The combination of stretching v-brace studs, buckling v-brace studs, and rotating apex plates provides enhanced strength characteristics to the quad v-panel assembly 500. The structure of the quad v-panel assembly allows for the quad v-panel assembly to withstand significant and changing forces. It should be noted that the quad v-panel assembly 500 would provide similar strength features due to a lateral force opposite lateral force 502. Thus, the quad v-panel assembly 500 provides tension and compression strength features in a number of directions.

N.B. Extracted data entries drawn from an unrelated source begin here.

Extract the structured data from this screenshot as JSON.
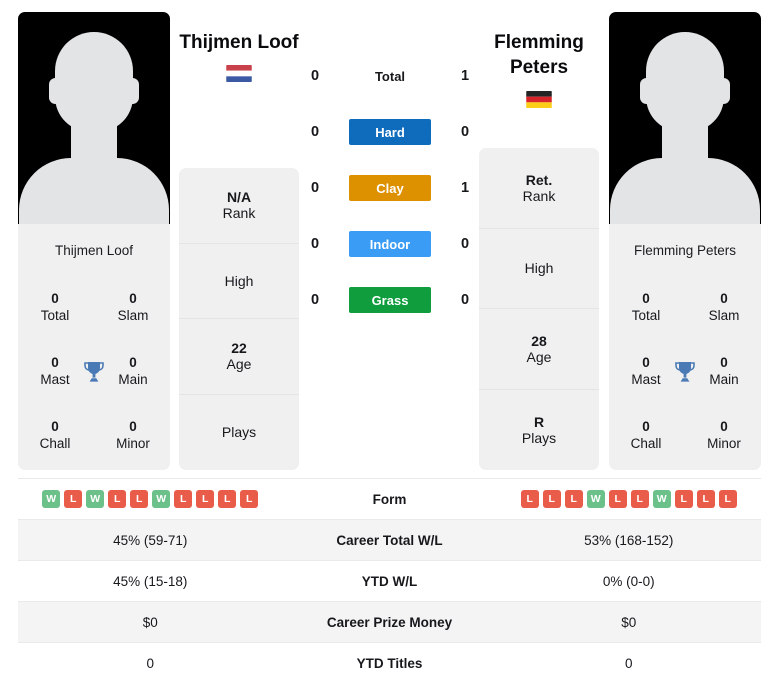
{
  "players": {
    "left": {
      "name": "Thijmen Loof",
      "card_name": "Thijmen Loof",
      "country": "Netherlands",
      "flag": "nl-flag-icon",
      "rank": "N/A",
      "rank_label": "Rank",
      "high_value": "",
      "high_label": "High",
      "age": "22",
      "age_label": "Age",
      "plays": "",
      "plays_label": "Plays",
      "titles": {
        "total": "0",
        "total_label": "Total",
        "slam": "0",
        "slam_label": "Slam",
        "mast": "0",
        "mast_label": "Mast",
        "main": "0",
        "main_label": "Main",
        "chall": "0",
        "chall_label": "Chall",
        "minor": "0",
        "minor_label": "Minor"
      },
      "form": [
        "W",
        "L",
        "W",
        "L",
        "L",
        "W",
        "L",
        "L",
        "L",
        "L"
      ],
      "career_total_wl": "45% (59-71)",
      "ytd_wl": "45% (15-18)",
      "career_prize_money": "$0",
      "ytd_titles": "0"
    },
    "right": {
      "name": "Flemming Peters",
      "card_name": "Flemming Peters",
      "country": "Germany",
      "flag": "de-flag-icon",
      "rank": "Ret.",
      "rank_label": "Rank",
      "high_value": "",
      "high_label": "High",
      "age": "28",
      "age_label": "Age",
      "plays": "R",
      "plays_label": "Plays",
      "titles": {
        "total": "0",
        "total_label": "Total",
        "slam": "0",
        "slam_label": "Slam",
        "mast": "0",
        "mast_label": "Mast",
        "main": "0",
        "main_label": "Main",
        "chall": "0",
        "chall_label": "Chall",
        "minor": "0",
        "minor_label": "Minor"
      },
      "form": [
        "L",
        "L",
        "L",
        "W",
        "L",
        "L",
        "W",
        "L",
        "L",
        "L"
      ],
      "career_total_wl": "53% (168-152)",
      "ytd_wl": "0% (0-0)",
      "career_prize_money": "$0",
      "ytd_titles": "0"
    }
  },
  "head_to_head": [
    {
      "label": "Total",
      "left": "0",
      "right": "1",
      "color": "none",
      "plain": true
    },
    {
      "label": "Hard",
      "left": "0",
      "right": "0",
      "color": "#0f6cbd",
      "plain": false
    },
    {
      "label": "Clay",
      "left": "0",
      "right": "1",
      "color": "#dd9000",
      "plain": false
    },
    {
      "label": "Indoor",
      "left": "0",
      "right": "0",
      "color": "#3b9cf5",
      "plain": false
    },
    {
      "label": "Grass",
      "left": "0",
      "right": "0",
      "color": "#0f9d3e",
      "plain": false
    }
  ],
  "table_rows": [
    {
      "label": "Form",
      "type": "form"
    },
    {
      "label": "Career Total W/L",
      "type": "text",
      "key": "career_total_wl"
    },
    {
      "label": "YTD W/L",
      "type": "text",
      "key": "ytd_wl"
    },
    {
      "label": "Career Prize Money",
      "type": "text",
      "key": "career_prize_money"
    },
    {
      "label": "YTD Titles",
      "type": "text",
      "key": "ytd_titles"
    }
  ],
  "colors": {
    "win": "#6cc18a",
    "loss": "#ea5c4a",
    "trophy": "#4a7ab5",
    "panel": "#f0f0f0",
    "row_alt": "#f4f4f4"
  },
  "icons": {
    "trophy": "trophy-icon"
  }
}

FIG. 6 illustrates a schematic of an example quad v-panel assembly 600 connected to posts 602 and 604. The schematic illustrates various connection components that may be used to connect the quad v-panel assembly between the posts 602 and 604. In implementations one or more quad v-panels 600 may be connected using posts or columns. In other implementations, the quad v-panels 600 may be directly connected to one another. The posts 602 and 604 may be structural columns that form interior structural components of buildings. The structural columns may be positioned at standardized distances from each other, at corners of rooms, at corners of floors, etc.

FIG. 7 illustrates example operations 700 for manufacturing the quad v-panel assembly disclosed herein. Specifically, FIG. 7 illustrates the various operations 700 of an automated implementation of manufacturing quad v-panel assemblies disclosed herein. An operation 702 receives a macro file at a roll former machine used to generate the components of the quad v-panel assemblies. In one implementation, such macro file may be received from a software application that generates the macro file based on an architectural drawing. At operation 704, steel rolls are positioned in the roll formers. At operation 706, the roll formers interpret the instructions from the macro file to roll form the studs for the quad v-panel assembly. At operation 708, the roll formers interpret the instructions from the macro file to roll form the tracks for the quad v-panel assembly. Similarly, operation 710 roll forms the apex plates (and abutment plates for the truss assembly) for the quad v-panel assembly as per the instructions from the macro file. In operation 712, brace studs for the truss assembly are roll formed. Also, at operation 712 pilot holes are punched in the studs, tracks, apex plates, and abutment plates, whereas at an operation 714 welding slots are cut as per the instructions from the macro file. Once various parts are configured, at an operation 716, the parts are assembled to configure the quad v-panel assembly. An operation 718 determines if more quad v-panel assemblies are needed to be made and repeats one or more of the above operations as necessary.

The above specification, examples, and data provide a complete description of the structure and use of exemplary embodiments of the invention. Since many embodiments of the invention can be made without departing from the spirit and scope of the invention, the invention resides in the claims hereinafter appended. Furthermore, structural features of the different embodiments may be combined in yet another embodiment without departing from the recited claims. Although the present invention has been described with reference to preferred embodiments, workers skilled in the art will recognize that changes may be made in form and detail without departing from the scope of the invention. The implementations described above and other implementations are within the scope of the following claims.